La deuxième partie de l’ouvrage montre précisément la formidable promotion de l’opinion, dans ses rapports avec le pouvoir et la vérité : l’opinion publique naît de son alliance avec la philosophie. De Locke à Montesquieu, l’opinion s’érige en tribunal et la vérité devient sa règle, présente dans les discours de réception à l’Académie Française (Malesherbes). La métaphore illustre sa force : tantôt mer, torrent, tempête, sa mise en scène est de moins en moins philosophique, de plus en plus politique comme le montre Voltaire dans l’affaire Calas, obtenant sa réhabilitation en 1765.

On connaît la fortune historiographique de cette représentation fantasmée qu’avaient les philosophes d’un public acquis aux idées philosophiques : de Tocqueville à Mornet, en passant par Taine, l’opinion publique apparaît comme un phénomène négatif, responsable de la Révolution Française. Tous les manuels scolaires font précéder l’étude de la Révolution française de celle des philosophes que les révolutionnaires sacralisent en les faisant entrer au Panthéon. Mais pour Roger Chartier, au contraire, ni idées ni livres ne peuvent suffire à faire la Révolution.

En fait, l’étude de Nicolas Veysman vient confirmer l’instrumentalisation de l’opinion publique par les philosophes, emblématique d’une réelle mutation de la culture politique des hommes des Lumières ; mais elle montre surtout l’évolution dans l’espace de la littérature, de l’idée d’opinion au cours du siècle, évidence philosophique avant de devenir évidence politique. On ne contestera pas la place centrale que le concept prend dans la stratégie discursive des philosophes, révélatrice d’une conscience nouvelle d’une force qui se nourrit de la faiblesse du pouvoir.

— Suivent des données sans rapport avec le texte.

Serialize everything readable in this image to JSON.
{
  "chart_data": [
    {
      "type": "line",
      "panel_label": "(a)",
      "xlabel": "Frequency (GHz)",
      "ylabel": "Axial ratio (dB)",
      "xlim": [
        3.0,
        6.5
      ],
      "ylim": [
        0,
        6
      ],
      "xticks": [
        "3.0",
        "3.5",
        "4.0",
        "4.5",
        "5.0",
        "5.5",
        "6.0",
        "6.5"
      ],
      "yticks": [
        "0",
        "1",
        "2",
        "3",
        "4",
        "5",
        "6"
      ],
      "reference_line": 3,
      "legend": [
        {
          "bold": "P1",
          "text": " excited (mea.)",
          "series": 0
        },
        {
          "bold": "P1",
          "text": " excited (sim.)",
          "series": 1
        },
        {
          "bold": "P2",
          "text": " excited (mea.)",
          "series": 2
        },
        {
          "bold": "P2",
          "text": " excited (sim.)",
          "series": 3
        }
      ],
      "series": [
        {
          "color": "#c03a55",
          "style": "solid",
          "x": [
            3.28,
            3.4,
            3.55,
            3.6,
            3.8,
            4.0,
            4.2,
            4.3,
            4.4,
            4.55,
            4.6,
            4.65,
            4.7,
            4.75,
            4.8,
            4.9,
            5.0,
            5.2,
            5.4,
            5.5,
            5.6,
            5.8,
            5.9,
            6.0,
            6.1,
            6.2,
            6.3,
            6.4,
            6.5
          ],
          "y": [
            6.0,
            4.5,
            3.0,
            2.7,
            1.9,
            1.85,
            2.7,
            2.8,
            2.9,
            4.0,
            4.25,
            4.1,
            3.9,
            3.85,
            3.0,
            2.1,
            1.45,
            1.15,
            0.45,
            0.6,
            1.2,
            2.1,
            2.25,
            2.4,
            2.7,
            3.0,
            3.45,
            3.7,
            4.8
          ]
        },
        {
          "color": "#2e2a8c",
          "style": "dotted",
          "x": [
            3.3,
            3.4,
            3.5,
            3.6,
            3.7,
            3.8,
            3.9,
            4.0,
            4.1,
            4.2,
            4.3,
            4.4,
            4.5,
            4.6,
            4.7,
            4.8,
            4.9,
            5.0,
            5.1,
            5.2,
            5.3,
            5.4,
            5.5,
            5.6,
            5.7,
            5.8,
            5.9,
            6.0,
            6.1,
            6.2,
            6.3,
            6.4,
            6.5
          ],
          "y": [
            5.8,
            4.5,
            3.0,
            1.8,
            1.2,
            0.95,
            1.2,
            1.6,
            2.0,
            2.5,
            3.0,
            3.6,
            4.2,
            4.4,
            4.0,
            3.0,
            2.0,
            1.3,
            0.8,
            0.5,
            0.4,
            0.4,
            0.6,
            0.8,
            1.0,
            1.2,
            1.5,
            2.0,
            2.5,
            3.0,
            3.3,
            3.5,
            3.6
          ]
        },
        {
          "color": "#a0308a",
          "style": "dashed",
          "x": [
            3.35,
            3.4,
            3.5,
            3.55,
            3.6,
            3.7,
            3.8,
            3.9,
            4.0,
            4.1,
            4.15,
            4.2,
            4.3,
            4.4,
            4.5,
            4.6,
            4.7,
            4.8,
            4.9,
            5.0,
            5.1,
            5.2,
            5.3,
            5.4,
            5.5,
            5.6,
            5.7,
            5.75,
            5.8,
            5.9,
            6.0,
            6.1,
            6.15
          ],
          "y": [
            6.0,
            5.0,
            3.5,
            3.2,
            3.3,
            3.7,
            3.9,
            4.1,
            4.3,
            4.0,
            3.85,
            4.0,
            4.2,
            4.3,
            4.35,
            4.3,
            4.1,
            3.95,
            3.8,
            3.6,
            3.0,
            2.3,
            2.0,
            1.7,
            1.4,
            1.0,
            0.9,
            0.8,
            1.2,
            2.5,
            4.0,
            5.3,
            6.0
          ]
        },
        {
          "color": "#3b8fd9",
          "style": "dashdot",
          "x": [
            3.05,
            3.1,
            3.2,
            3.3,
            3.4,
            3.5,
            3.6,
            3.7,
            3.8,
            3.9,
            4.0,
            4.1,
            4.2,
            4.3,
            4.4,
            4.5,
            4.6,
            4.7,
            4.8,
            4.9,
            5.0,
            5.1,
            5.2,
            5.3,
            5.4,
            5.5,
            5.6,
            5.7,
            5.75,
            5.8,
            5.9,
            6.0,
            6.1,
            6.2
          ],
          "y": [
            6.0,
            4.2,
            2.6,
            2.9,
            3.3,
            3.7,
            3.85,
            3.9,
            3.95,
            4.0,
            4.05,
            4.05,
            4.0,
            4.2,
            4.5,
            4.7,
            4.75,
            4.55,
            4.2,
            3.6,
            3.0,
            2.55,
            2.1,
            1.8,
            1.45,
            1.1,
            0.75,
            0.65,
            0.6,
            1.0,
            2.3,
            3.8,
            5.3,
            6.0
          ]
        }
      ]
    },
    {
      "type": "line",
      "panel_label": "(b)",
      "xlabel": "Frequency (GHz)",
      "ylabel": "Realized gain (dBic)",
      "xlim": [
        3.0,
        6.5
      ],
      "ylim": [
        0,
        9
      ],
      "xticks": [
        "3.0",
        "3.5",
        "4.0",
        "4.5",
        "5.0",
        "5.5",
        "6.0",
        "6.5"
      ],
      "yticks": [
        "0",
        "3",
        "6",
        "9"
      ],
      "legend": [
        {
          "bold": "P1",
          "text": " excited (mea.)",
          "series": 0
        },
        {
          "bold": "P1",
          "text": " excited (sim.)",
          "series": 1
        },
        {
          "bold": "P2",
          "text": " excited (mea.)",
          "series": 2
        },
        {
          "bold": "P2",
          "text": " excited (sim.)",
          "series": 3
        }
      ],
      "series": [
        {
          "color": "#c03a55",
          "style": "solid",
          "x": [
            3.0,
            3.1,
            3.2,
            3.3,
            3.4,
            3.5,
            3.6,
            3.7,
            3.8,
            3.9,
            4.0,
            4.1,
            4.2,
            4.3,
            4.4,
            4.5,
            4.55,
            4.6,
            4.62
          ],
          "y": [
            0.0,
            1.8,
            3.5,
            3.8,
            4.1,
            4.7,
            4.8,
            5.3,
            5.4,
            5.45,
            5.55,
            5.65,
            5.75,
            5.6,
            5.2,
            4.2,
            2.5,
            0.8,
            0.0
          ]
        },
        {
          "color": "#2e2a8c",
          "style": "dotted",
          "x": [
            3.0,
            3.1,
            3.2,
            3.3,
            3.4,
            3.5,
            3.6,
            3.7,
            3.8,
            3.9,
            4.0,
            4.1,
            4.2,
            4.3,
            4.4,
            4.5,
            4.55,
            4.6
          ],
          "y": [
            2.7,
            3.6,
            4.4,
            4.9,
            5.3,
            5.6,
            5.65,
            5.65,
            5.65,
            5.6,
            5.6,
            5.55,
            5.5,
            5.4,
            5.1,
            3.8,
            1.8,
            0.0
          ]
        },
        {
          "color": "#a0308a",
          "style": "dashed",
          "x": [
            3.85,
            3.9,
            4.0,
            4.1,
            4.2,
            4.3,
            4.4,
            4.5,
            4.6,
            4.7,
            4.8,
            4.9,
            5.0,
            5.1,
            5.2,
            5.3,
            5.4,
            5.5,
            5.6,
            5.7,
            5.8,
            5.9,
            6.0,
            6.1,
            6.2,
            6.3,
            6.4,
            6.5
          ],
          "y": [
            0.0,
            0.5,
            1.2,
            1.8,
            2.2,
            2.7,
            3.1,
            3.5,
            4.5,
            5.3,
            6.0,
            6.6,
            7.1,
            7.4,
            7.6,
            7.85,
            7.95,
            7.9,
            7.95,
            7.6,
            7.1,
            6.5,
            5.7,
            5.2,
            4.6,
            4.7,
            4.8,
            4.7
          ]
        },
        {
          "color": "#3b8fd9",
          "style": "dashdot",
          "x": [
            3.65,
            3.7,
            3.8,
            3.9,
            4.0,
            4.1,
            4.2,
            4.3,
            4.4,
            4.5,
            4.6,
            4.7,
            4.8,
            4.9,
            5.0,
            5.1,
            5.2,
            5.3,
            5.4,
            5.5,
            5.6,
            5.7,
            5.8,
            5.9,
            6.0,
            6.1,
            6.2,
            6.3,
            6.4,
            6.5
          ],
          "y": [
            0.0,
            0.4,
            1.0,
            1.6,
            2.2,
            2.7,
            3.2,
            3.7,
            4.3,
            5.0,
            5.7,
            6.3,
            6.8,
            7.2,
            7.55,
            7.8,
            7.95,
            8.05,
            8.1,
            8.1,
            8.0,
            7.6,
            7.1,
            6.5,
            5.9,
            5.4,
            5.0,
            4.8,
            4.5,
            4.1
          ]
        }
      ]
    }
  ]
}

Mais il n’en reste pas moins l’embarras de l’historien moderniste, pour ne rien dire de celui du médiéviste, qui observe dans la circulation de l’information, dans l’espace urbain comme dans celui des imprimés politiques, l’existence d’une réalité socio-politique indiquant que les philosophes ne font là que s’approprier une autorité insaisissable, dont la révélation précède l’utilisation rhétorique. Gageons que la fiction littéraire admirablement mise en évidence par Nicolas Veysman n’a de sens que dans la mesure où elle traduit confusément la vitalité du processus dynamique et créateur dans lequel se forme ce phénomène mobile et fuyant qu’est l’opinion publique, à saisir dans cette ambivalence entre deux univers, celui de la représentation et celui de la réalité socio-politique.